Friday, May 30, 2014

Timpanogos Ward Chapel

The Timpanogos Ward building was the first one built in Orem. It stands at about 800 N 400 E.


There is a plague at the front of the building, which reads:

The Timpanogos Ward of The Church of Jesus Christ of Latter-day Saints was organized November 8, 1885, at a meeting held in the log schoolhouse presided over by Presiding Bishop William B. Preston, his counselor Robert T. Burton, and Provo Stake President Abraham O. Smoot. Timpanogos, an Indian word meaning many waters, was the name given by the Indians to the entire valley as well as the beautiful mountain standing at the northeast border of the valley. Plans were made in 1895 to erect the meetinghouse. The land for the new building was donated by Thomas Jefferson Patten, Sr., nephew of the Apostle David W. Patten. Peter Mastin Wentz, called as the first bishop, and his sons made some of the brick for the building and the adobe lining. The various hues now apparent in the restored brick face show that they were made in small batches. The style of the church with its lovely gothic windows and tower was typical of the architecture of the day. The building measured fifty-two feet by thirty-six feet. Balls of carpet rags were donated and these were placed on hand looms to make rugs that added comfort and beauty to the new chapel. Window openings were covered with quilts. The building was dedicated in 1898 and used for dances and community activities as well as for worship. This chapel has been remodeled, renovated and added to throughout the years to accommodate members. From the original Timpanogos Ward has come a growing number of wards and stakes.  

 I decided to look up some older pictures of the building. It was interesting to see. Originally, the chapel had a tower.

This was removed near the beginning of the 1900s because of structural deficiencies.

Here, the chapel and cultural hall were not yet connected. Also, the windows appeared to be a clear type of glass, not frosted. The doors were also nicer than the standard glass door on the chapel now.

The chapel is now used as a classroom, not the chapel. I'll post some interior pictures soon.

Thursday, May 29, 2014

Manti Temple East Stairs

These doors directly enter the priesthood assembly room on the top floor of the temple. It is used at least once a year for an assembly for temple workers--the doors aren't used, though, from what they told me.

Sunday, May 25, 2014

Spring City Endowment House

Located a block south from the Spring City Chapel, this house was constructed in 1876. It's been dubbed "endowment house" because of some Church records that list "O. Hyde's Office" in Spring City as a location where temple ordinances were performed. It's still unclear whether or not it was actually used for that purpose.

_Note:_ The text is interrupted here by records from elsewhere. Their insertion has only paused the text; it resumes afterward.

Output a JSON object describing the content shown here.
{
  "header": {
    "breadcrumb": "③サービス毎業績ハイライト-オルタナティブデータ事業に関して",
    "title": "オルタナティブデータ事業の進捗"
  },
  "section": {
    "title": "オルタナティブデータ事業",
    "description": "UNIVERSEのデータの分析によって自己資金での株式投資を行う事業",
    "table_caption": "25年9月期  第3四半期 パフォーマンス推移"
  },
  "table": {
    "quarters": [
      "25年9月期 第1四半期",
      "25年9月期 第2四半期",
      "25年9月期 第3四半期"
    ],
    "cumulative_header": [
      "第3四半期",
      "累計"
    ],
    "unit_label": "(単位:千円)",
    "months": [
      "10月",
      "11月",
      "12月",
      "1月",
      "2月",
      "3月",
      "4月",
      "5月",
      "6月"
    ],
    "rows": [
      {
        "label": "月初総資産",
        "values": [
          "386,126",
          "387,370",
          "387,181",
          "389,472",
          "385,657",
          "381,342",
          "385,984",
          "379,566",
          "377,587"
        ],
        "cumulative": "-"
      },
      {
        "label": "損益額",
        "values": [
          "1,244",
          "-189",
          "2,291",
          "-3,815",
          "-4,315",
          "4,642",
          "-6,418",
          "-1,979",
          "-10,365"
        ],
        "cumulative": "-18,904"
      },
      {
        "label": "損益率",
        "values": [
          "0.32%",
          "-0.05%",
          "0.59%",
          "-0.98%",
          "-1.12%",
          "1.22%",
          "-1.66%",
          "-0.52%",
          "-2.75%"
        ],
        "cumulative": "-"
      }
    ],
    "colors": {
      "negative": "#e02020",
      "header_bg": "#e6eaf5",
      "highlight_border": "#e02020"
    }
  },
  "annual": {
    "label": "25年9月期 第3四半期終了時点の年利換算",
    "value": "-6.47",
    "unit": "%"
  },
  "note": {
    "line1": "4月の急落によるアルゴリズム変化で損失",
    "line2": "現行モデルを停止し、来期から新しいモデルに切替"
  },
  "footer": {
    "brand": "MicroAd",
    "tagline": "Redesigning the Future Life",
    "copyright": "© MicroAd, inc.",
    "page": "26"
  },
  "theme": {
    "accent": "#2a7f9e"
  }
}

When I visited, it looked as though it was being used for storage. It really is a lovely building, though.

Thursday, May 22, 2014

The Manti Temple

It is unsurprising that I would like to begin with the Manti Temple--it is the Church's most stunning example of pioneer architecture. It is also, in my opinion, the most well preserved: St. George has been heavily remodeled to accommodate the film presentation of the endowment; Logan has been gutted, and Salt Lake has had other changes to its architecture (a greenhouse, elevator, etc.). Manti also has a setting that feels more true to its nature--on a hill above a small town in rural Sanpete County. The temple was dedicated in 1888 by Wilford Woodruff.

The portion of the temple closest to the front is the annex. The temple has always had an annex, but this particular annex was built in 1985 as part of the remodeling of the temple. The main hallway of the annex includes the chapel and laundry rental; the lower floor contains the locker rooms and cafeteria. Upon entering the temple proper, patrons either can participate in sealings (there are sealing rooms on the first floor or on the second floor, off of the celestial room) or sessions (which takes patrons on a five-room journey to the second floor). The ordinance rooms have stunning murals and architecture in the rooms.

The third floor contains the assembly hall of the temple--used at least once a year for a devotional for temple workers. The central, east tower contains sealing rooms that can only be accessed by the open-center spiral staircases that wind up the side towers.

About This Blog

Somewhere in the past couple of years, I woke up and noticed the "invisible buildings" surrounding me--the works of architecture that were built years ago by pioneers of the LDS Church; temples, tabernacles, and regular ward chapels. My love for it has only grown since then.

I have thoroughly enjoyed reading various blogs about LDS Architecture; however, most of them have stopped regular posts, for whatever reason. So, for as long as I can, I will try and fill the void.

My appreciation is that of a rather clueless person admiring the architecture around me, especially when it ties into the gospel and helps us to learn it. I have studied quite a bit about LDS temples and tabernacles, and have published two articles--one regarding temple architecture, and one regarding LDS Tabernacles. I will include whatever facts I happen to know (or can find out!).

Feel free to comment on the posts with whatever insights, questions, or comments you might have. I'd love to hear from you!

I don't know how long I can keep this blog up, or how much I can post, but I'll do my best. I hope you enjoy the pictures!